SOCIEDADE

'O Drama': a pior coisa que você fez define quem você é?

Segredo guardado desde a adolescência destrói casamento perfeito e levanta debate urgente: uma intenção do passado define quem você é hoje?

Em meio às atenções voltadas à final da Copa do Mundo entre Argentina e Espanha, aproveitei o fim de semana passado para assistir a um dos filmes mais discutidos do ano e que minha filha, Cecília, queria muito saber a minha opinião. O Drama, do diretor norueguês Kristoffer Borgli, chegou aos cinemas cercado de expectativa e voltou ao centro dos debates depois de estrear no streaming. O motivo fica claro logo nos primeiros minutos.
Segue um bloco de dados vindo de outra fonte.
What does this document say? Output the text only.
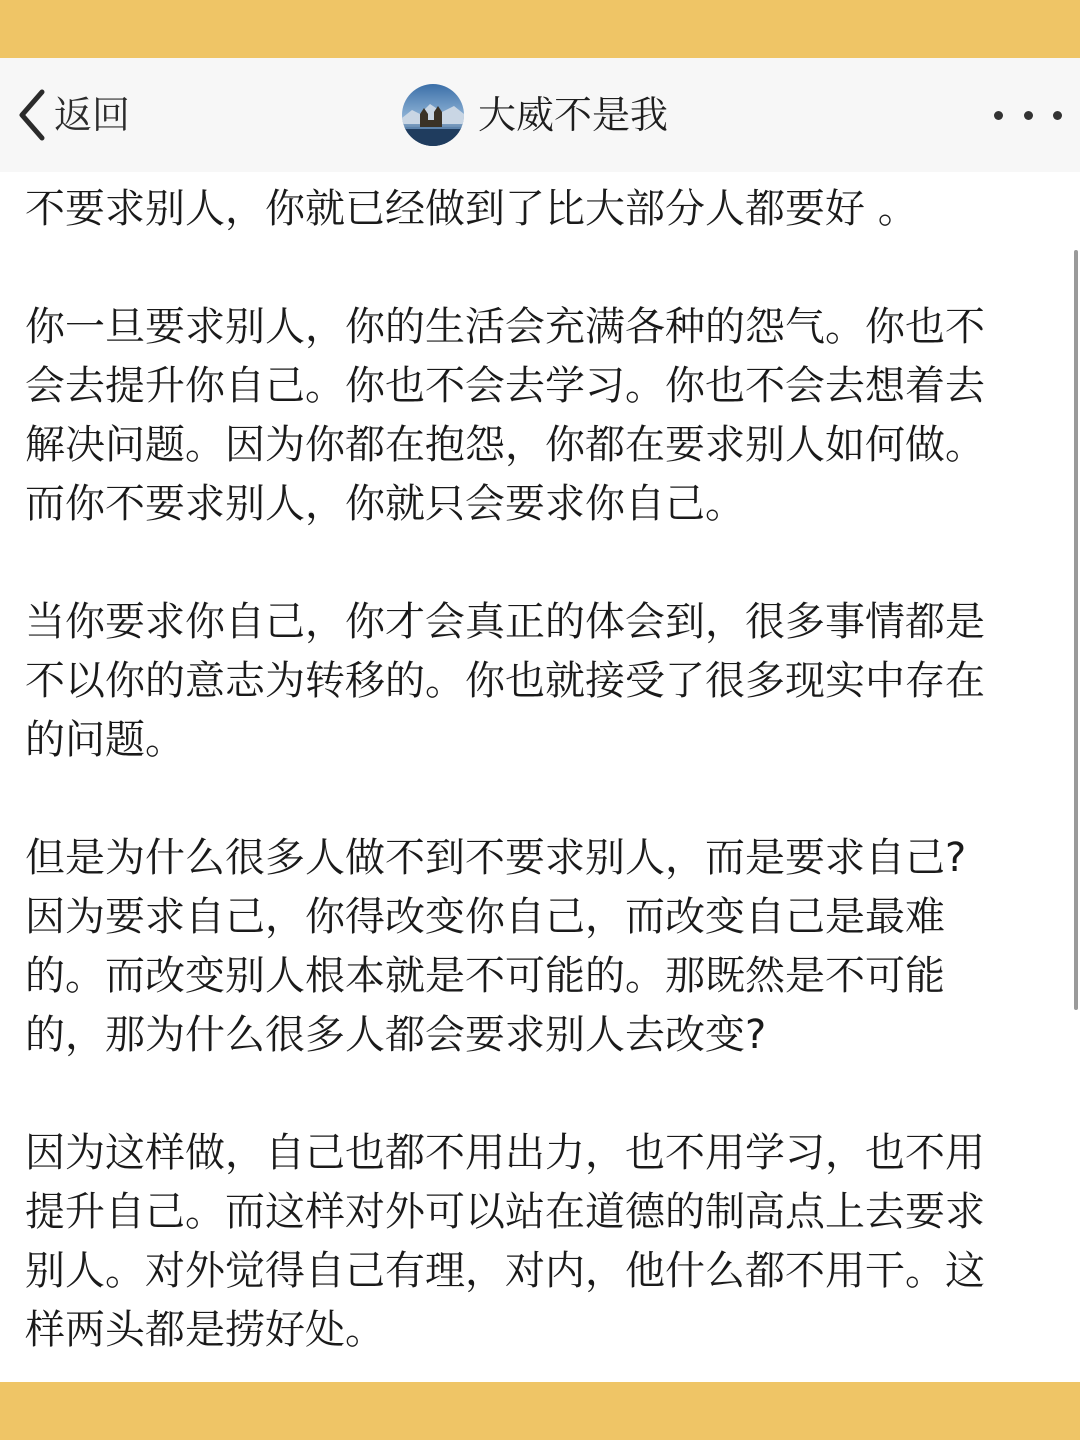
返回	大威不是我

不要求别人，你就已经做到了比大部分人都要好 。

你一旦要求别人，你的生活会充满各种的怨气。你也不
会去提升你自己。你也不会去学习。你也不会去想着去
解决问题。因为你都在抱怨，你都在要求别人如何做。
而你不要求别人，你就只会要求你自己。

当你要求你自己，你才会真正的体会到，很多事情都是
不以你的意志为转移的。你也就接受了很多现实中存在
的问题。

但是为什么很多人做不到不要求别人，而是要求自己?
因为要求自己，你得改变你自己，而改变自己是最难
的。而改变别人根本就是不可能的。那既然是不可能
的，那为什么很多人都会要求别人去改变?

因为这样做，自己也都不用出力，也不用学习，也不用
提升自己。而这样对外可以站在道德的制高点上去要求
别人。对外觉得自己有理，对内，他什么都不用干。这
样两头都是捞好处。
O enredo parte de uma história aparentemente comum para discutir culpa, perdão e os limites do julgamento moral.

A premissa é simples. Um casal jovem, bem-sucedido e prestes a se casar vive os preparativos da cerimônia até que a noiva revela um segredo enterrado havia anos. Aos 15 anos, ela planejou um ataque à escola onde estudava. Desistiu antes de colocar o plano em prática, mas a confissão basta para desmontar a relação. O passado, que parecia encerrado, invade o presente de forma devastadora.

O romance, então, dá lugar a um suspense psicológico sustentado mais pelas consequências da revelação do que pelos fatos. Afinal, até que ponto conhecemos quem está ao nosso lado? Uma pessoa pode ser definida para sempre por aquilo que pensou ou quase fez na adolescência? Existe espaço para reconstrução? A mentira, ou a omissão da verdade, é inevitável para a sobrevivência conjugal?

A repercussão do filme nos Estados Unidos e na Europa mostra o tamanho da ferida em que ele toca. Familiares de vítimas de massacres em escolas criticaram o uso do tema como motor de uma comédia de humor ácido. A reação faz sentido. Transformar tragédias dessa dimensão em elemento narrativo exige um cuidado que, em vários momentos, soa deliberadamente como provocação.

Mesmo assim, o interesse do filme não está apenas no episódio do passado da protagonista. O foco recai sobre quem a cerca. Como nenhum crime foi cometido, não existe investigação policial nem tribunal. Ninguém sabia até a revelação em uma confraternização regada a vinhos. A partir daí, o julgamento começa. Parte do futuro marido e dos amigos. É justamente aí que a história ganha força. A noiva passa a carregar um rótulo do qual parece impossível escapar, enquanto os demais personagens convivem tranquilamente com as próprias contradições. Mentem, traem, manipulam e agem por conveniência. Nada disso, porém, desperta a mesma indignação. A única pessoa impedida de seguir em frente é quem nunca chegou a executar o pior ato da vida.

De fato, o filme não entrega tudo o que prometeu. Fala menos sobre violência do que sobre nós. Trata sobre o tribunal ético em que vivemos, a rapidez com que julgamos, a facilidade com que esquecemos nossas próprias incoerências e a dificuldade de aceitar que pessoas mudam. A verdade, isolada do contexto, nem sempre liberta. Às vezes, apenas destrói aquilo que levou anos para ser construído.

E a resposta para a pergunta "Qual a pior coisa que você fez na sua vida?" é muito difícil de ser escutada e entendida.